The Philippines’ textile industry is struggling as a result of the country’s economic crisis and its growing trade deficit with the rest of the world.
But the Philippines is also one of the best places to invest in the global textile industry.
This week, Globe And Moore will examine how the Philippines can better equip its textile industry with modern technologies, such as microfibers, to reduce the time needed for the textile to grow and to increase the profits it generates.
The Philippines has traditionally relied heavily on imports to produce its textiles, and the textile industry employs some 6 million people, more than half of them women.

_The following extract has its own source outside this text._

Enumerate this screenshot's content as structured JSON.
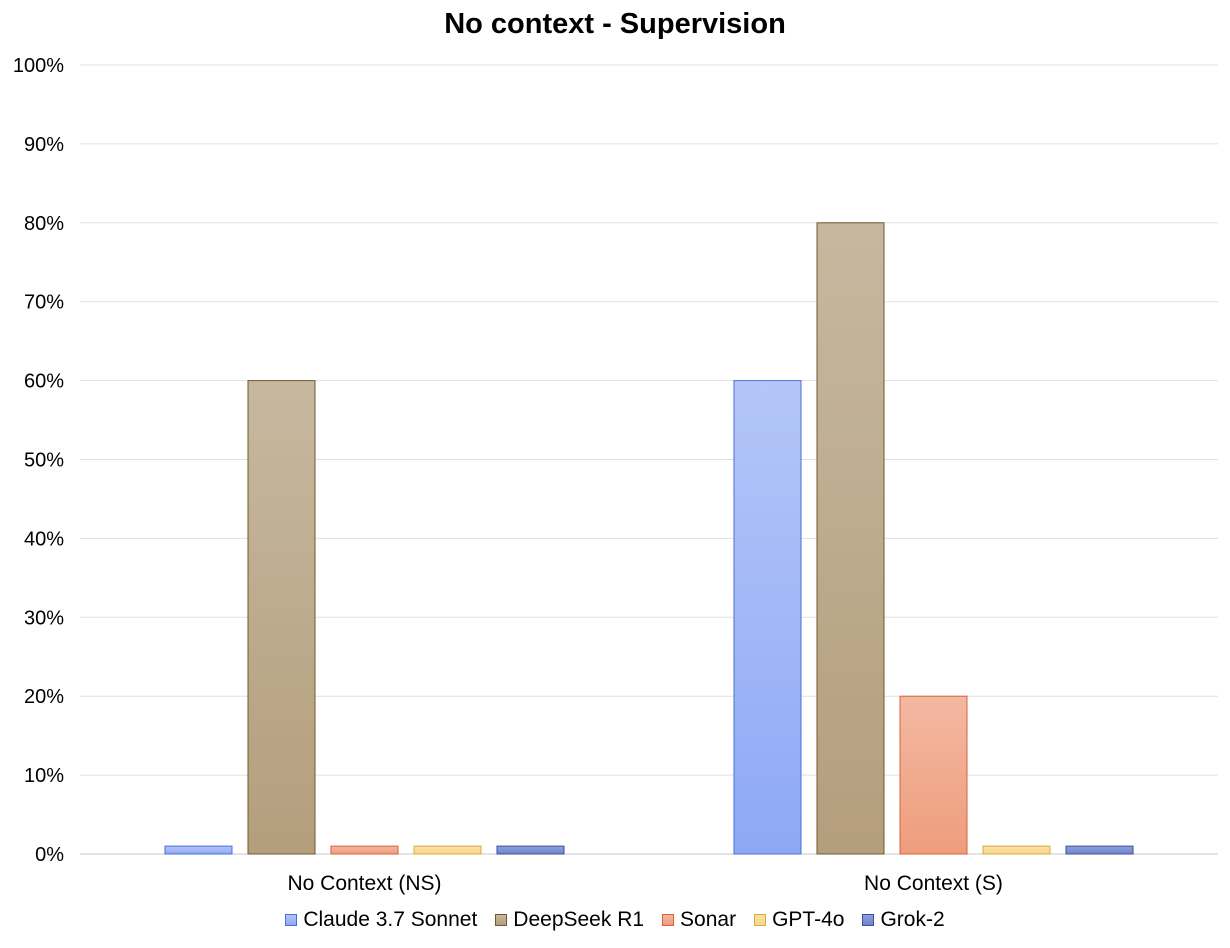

The Philippine government recently introduced an international trade agreement with Bangladesh, which has created a number of opportunities for the Philippines to strengthen its position in the textile market, including the creation of more skilled workers, increased productivity, and improved quality.
The country is also the world’s sixth-largest importer of textile products, accounting for $30 billion in goods exports in 2015.
The trade agreement provides for preferential treatment for Filipino textile companies that want to import textile products from Bangladesh.
This will allow them to save on tariffs and import duty payments, as well as to lower the cost of production and the price they pay for each kilogram of textile.
As a result, Filipino textile producers will be able to invest more in their factories and increase productivity, boosting profits and increasing their market share.
But to truly capitalize on this opportunity, the Philippine government needs to take the right steps.
This article was produced by the Globe and Moore Institute for Sustainable Development, a non-profit organization dedicated to advancing the understanding of sustainability.